All of this sounds very grand, but how does it translate into
action? One good translation is the work that PFF programs are doing.
This work addresses what Chris Golde and Timothy Dore (2001), in
their survey of doctoral students, called a three-way mismatch between
the traditional purposes of doctoral education, doctoral student
aspirations, and reality. As faculty, we know this mismatch and
are working to correct it. We know we continue to prepare students
for employment in research universities when, in fact, most of the
jobs are elsewhere in academia and in the private and public sectors
outside of academia. Students often come to us because they want
to teach, but we do very little to help them become scholars of
teaching and learning. Students do not fully understand the demands
that will be made upon them to earn the Ph.D. Looking at us as models,
they hold very traditional aspirations for becoming faculty, showing
little awareness of external opportunities for careers and the opportunity,
even as academics, to connect their expertise to the needs of society.

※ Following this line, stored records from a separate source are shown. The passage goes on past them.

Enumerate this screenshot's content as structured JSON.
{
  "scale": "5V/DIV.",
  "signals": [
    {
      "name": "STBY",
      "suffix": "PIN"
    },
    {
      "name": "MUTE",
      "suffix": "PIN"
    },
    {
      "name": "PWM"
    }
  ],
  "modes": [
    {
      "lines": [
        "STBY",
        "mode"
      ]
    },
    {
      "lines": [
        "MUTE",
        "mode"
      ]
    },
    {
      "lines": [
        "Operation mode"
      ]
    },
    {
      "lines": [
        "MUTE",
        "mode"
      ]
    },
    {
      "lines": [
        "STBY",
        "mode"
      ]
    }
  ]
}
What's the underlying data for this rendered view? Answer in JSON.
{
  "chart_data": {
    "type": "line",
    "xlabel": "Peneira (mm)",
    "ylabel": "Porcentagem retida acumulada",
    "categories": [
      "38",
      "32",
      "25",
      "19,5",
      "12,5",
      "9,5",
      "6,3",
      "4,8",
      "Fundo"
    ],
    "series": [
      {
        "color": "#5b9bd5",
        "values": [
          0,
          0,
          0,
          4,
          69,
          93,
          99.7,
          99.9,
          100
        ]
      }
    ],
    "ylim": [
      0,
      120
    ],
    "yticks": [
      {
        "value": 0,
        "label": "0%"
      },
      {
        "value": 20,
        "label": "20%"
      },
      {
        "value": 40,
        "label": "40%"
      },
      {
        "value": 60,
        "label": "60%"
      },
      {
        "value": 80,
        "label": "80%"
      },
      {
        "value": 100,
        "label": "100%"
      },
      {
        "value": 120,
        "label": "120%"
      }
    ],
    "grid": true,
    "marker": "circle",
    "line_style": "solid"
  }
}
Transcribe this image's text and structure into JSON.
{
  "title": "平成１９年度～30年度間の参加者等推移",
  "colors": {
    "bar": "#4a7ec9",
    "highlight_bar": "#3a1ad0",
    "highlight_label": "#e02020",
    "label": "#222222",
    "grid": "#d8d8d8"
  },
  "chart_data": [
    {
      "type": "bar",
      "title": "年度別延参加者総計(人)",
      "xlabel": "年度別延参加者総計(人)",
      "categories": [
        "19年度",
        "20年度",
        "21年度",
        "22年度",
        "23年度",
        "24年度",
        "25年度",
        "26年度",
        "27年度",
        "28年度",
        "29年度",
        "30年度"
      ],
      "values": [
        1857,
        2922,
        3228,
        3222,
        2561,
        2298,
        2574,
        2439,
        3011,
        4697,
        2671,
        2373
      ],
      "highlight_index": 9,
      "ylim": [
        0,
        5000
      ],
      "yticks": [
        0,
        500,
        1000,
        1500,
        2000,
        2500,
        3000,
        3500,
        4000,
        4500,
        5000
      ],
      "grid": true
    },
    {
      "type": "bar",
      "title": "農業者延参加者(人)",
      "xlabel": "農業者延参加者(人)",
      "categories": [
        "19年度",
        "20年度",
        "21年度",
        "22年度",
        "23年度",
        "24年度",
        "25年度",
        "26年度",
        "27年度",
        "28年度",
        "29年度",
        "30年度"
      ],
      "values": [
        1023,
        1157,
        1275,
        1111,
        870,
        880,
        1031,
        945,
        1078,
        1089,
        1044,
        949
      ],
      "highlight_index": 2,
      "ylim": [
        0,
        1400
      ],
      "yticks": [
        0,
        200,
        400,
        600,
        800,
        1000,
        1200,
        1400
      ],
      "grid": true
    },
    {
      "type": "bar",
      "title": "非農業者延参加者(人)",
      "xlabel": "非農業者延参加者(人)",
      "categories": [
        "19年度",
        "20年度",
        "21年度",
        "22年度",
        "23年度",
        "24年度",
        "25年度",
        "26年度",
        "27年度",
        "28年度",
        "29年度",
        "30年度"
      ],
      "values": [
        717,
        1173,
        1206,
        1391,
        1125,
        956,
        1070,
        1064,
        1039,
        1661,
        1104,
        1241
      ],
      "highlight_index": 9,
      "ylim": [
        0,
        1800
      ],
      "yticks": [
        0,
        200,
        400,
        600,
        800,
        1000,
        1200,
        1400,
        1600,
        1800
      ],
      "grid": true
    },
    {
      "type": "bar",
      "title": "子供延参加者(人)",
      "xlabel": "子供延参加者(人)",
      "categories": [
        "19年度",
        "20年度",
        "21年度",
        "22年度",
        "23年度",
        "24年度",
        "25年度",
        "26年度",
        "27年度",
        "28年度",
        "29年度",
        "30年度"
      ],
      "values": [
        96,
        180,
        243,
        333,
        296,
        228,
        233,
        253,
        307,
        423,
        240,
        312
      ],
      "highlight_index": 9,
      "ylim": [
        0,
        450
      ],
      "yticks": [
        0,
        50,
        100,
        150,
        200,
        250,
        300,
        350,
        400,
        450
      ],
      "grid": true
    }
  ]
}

Among other negative effects, this mismatch contributes to our
inability to attract underrepresented student groups into doctoral
education. The kinds of activities that attract students of color
and other underrepresented groups to doctoral education include
the opportunity to be scholars of teaching, to increase learning
and access to higher education, find non-academic careers, and to
link their work as public intellectuals to service to the common
good.
Faculty members are addressing this mismatch in a variety of ways.
A visit to the University of Washington's Re-Envisioning the
Ph.D. Web site (www.grad.washington.edu/envision/), the Woodrow
Wilson Foundation's Responsive Ph.D. site (www.woodrow.org/responsivephd),
and, of course, the PFF site (www.preparing-faculty.org) provides
a sense of the range of innovations aimed at better aligning graduate
education with the needs of students, industry, academia, and society
as a whole.
But for all of this effort, I suggest that too much of our vision
is focused on where the puck is. We have an opportunity to shift
the focus to preparing faculty to move to where the puck will be.
This is a transition period for the Preparing Future Faculty program.
We have the challenge of finding new types of funding and embedding
this initiative in university infrastructures so that PFF is no
longer an add-on program. As we change, I challenge us to lead a
broader graduate reform effort.
We have new allies in this work. Most of us are already familiar
with the Re-Envisioning the Ph.D. project at the University of Washington
organized by Jody Nyquist. The Woodrow Wilson Foundation is building
on that effort with its Responsive Ph.D. initiative and recently
announced its first set of partner institutions. In addition, the
Carnegie Foundation for the Advancement of Teaching is developing
a new doctoral education reform program. To ensure collaboration
and coordination, meetings are planned among the leaders of all
of these efforts. However, the real effectiveness of this broad
reform depends on the success of our activities as faculty mentors
to prepare future colleagues for a new engaged role, to help them
see their faculty role with new eyes.